しかし実はシングルマザーには公的な優遇制度が沢山あります。自分がどんな優遇制度を受けられるのか確認をしてみましょう。今回は、大まかに3つのカテゴリに分けて説明をしていきます。

子育てに対する給付金制度

まずは子育てに関する給付金制度について紹介します。まず重要なのが、児童扶養手当です。児童扶養手当は、18歳になって最初の3月31日を迎えるまでの児童を育てているひとり親等の世帯が受けられる給付金で、所得によって月額4万2,290円~9,980円の給付金が支給されます。

もう一つが児童手当です。こちらは一人親世帯に限った制度ではありませんが、0歳から中学校修了までの子どもを育てている世帯に給付されるお金で、1万〜1万5,000円の給付が受けられます。こちらも給付制限がありますが、基本的に所得が一定額以上の二人親世帯が制限を受けることになっています。
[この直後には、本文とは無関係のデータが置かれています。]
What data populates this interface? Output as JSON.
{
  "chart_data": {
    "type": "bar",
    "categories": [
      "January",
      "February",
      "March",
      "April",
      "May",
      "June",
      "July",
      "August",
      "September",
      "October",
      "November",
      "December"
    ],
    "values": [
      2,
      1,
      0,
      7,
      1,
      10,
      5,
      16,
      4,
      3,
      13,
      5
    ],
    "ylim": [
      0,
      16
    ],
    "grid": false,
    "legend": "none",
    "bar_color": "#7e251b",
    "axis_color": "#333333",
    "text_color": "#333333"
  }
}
最後に特別児童扶養手当があります。こちらもひとり親世帯に限った制度ではなく、愛の手帳1~3度程度、身障手帳1~3級程度及び一部4級程度の障害を持つ子どもを養育している親が対象で、障害の程度によって、5万1,450円か3万4,270円が給付されます。
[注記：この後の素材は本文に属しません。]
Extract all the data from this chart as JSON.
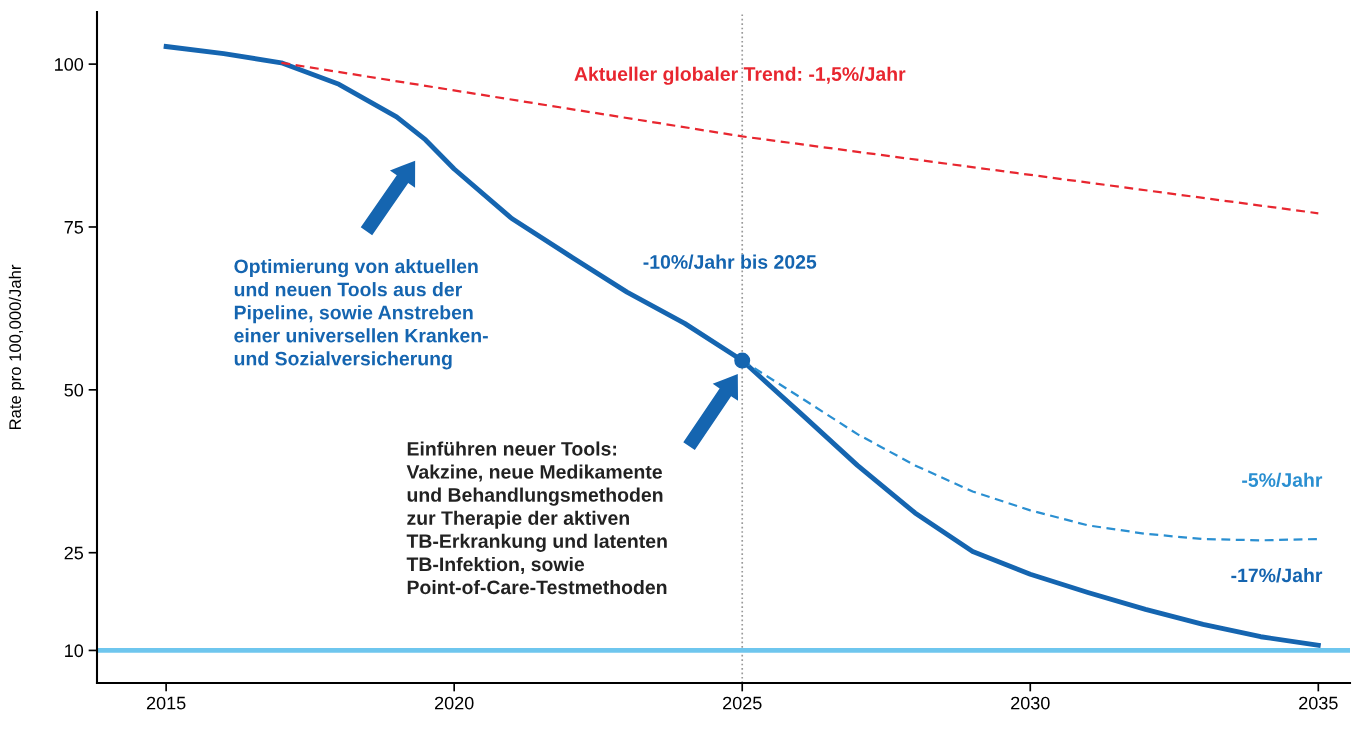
{
  "chart_data": {
    "type": "line",
    "ylabel": "Rate pro 100,000/Jahr",
    "xlim": [
      2013.8,
      2035.55
    ],
    "xticks": [
      2015,
      2020,
      2025,
      2030,
      2035
    ],
    "ylim": [
      5,
      108
    ],
    "yticks": [
      10,
      25,
      50,
      75,
      100
    ],
    "grid": false,
    "marker": "none",
    "series": [
      {
        "color": "#e8262f",
        "line_style": "dashed",
        "x": [
          2017,
          2025,
          2035
        ],
        "values": [
          100.2,
          88.9,
          77.1
        ]
      },
      {
        "color": "#2a8fd1",
        "line_style": "dashed",
        "x": [
          2025,
          2026,
          2027,
          2028,
          2029,
          2030,
          2031,
          2032,
          2033,
          2034,
          2035
        ],
        "values": [
          54.5,
          48.9,
          43.2,
          38.4,
          34.4,
          31.5,
          29.2,
          27.9,
          27.1,
          26.9,
          27.1
        ]
      },
      {
        "color": "#1565b0",
        "line_style": "solid",
        "x": [
          2015,
          2016,
          2017,
          2018,
          2019,
          2019.5,
          2020,
          2021,
          2022,
          2023,
          2024,
          2025,
          2026,
          2027,
          2028,
          2029,
          2030,
          2031,
          2032,
          2033,
          2034,
          2035
        ],
        "values": [
          102.7,
          101.6,
          100.2,
          96.9,
          91.9,
          88.4,
          83.9,
          76.3,
          70.6,
          65,
          60.2,
          54.5,
          46.5,
          38.4,
          31.1,
          25.2,
          21.7,
          18.9,
          16.3,
          14,
          12.1,
          10.8
        ]
      },
      {
        "type": "scatter",
        "marker": "circle",
        "color": "#1565b0",
        "x": [
          2025
        ],
        "values": [
          54.5
        ]
      }
    ],
    "ref_lines": [
      {
        "axis": "x",
        "value": 2025,
        "color": "#999999",
        "line_style": "dotted"
      },
      {
        "axis": "y",
        "value": 10,
        "color": "#6ec6ee",
        "line_style": "solid"
      }
    ],
    "annotations": [
      "Aktueller globaler Trend: -1,5%/Jahr",
      "-10%/Jahr bis 2025",
      "-5%/Jahr",
      "-17%/Jahr",
      "Optimierung von aktuellen\nund neuen Tools aus der\nPipeline, sowie Anstreben\neiner universellen Kranken-\nund Sozialversicherung",
      "Einführen neuer Tools:\nVakzine, neue Medikamente\nund Behandlungsmethoden\nzur Therapie der aktiven\nTB-Erkrankung und latenten\nTB-Infektion, sowie\nPoint-of-Care-Testmethoden"
    ]
  }
}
これらの制度は基本的な生活費や教育費等に使える給付金という側面があるので、条件に当てはまった場合はすぐに申請をするべきと言えます。

所得に関する控除制度

次に上げられるのが寡婦控除です。これは夫と死別や離婚等によって別れ、かつ子どもを育てている母親で、所得が500万円以下の人が受けられる控除で、一般の寡婦ならば27万円、特別の寡婦ならば35万円の控除が受けられます。なお、特別の寡婦とは上記3つ(夫と別離・子どもあり・所得500万円以下)の条件を全て満たす母親に限られます。こちらは年末調整の際に申告することで受けられます。

また、自治体によっては結婚歴のないひとり親を寡婦とみなし、寡婦控除のみなし適用として、自治体の施設などの利用料を減免する制度も整えられています。こちらの控除制度は、税金を抑えてくれる役割を果たします。

キャリアアップについての優遇制度

シングルマザーには、子育てだけでなくキャリアに関する支援制度も整えられています。今回は3つ紹介しますが、所得条件は全て同じで、ひとり親家庭の父母で児童扶養手当を受けているか、同等の所得水準にある人が受けられる制度となっています。

まずは自立支援教育訓練給付金です。これは、適職につくために当該の教育訓練が必要だと認められる場合に受けられます。対象の教育訓練を受講し、終了した場合、経費の60%が支給されます(20万円が上限)。対象の講座は介護福祉や看護、保育士関連、法律行政や情報処理など幅広いものが対象になっています。

もう一つが高等職業訓練促進給付金です。これは、養成機関において1年以上のカリキュラムを修業し、対象資格の取得が見込まれる場合に受けられます。看護師や介護福祉士、保育士、歯科衛生士、理学療法士が対象で、自立支援教育訓練給付金よりもさらに専門的なものが対象になっています。住民税非課税世帯ならば月額10万円、住民税課税世帯ならば月額7万500円の支援が受けられます。

また、高等学校卒業程度認定試験合格支援事業の一貫として、高卒の資格を持っていないひとり親家庭の親は、高卒認定試験の講座を終了した時点で受講費用の2割(上限10万円)、合格した場合は4割(上限15万円)の支給が受けられます。

母子家庭の母親にとって安定した職に付くことは子どもを養う上では重要になってきます。そのための学びに関する支援も充実しています。

その他、自治体によっては様々な優遇制度も

以上のように、大まかにシングルマザーが受けられる支援制度を紹介してきましたが、その他にも、自治体によってはさまざまな優遇制度があります。

例えば児童扶養手当受給世帯に対し、通勤定期の割引を適用したり、民間住宅のあっせんをする自治体もあります。特に相談窓口を設けている自治体もあるので、どのような控除が受けられるか、相談して確認してみるのもおすすめです。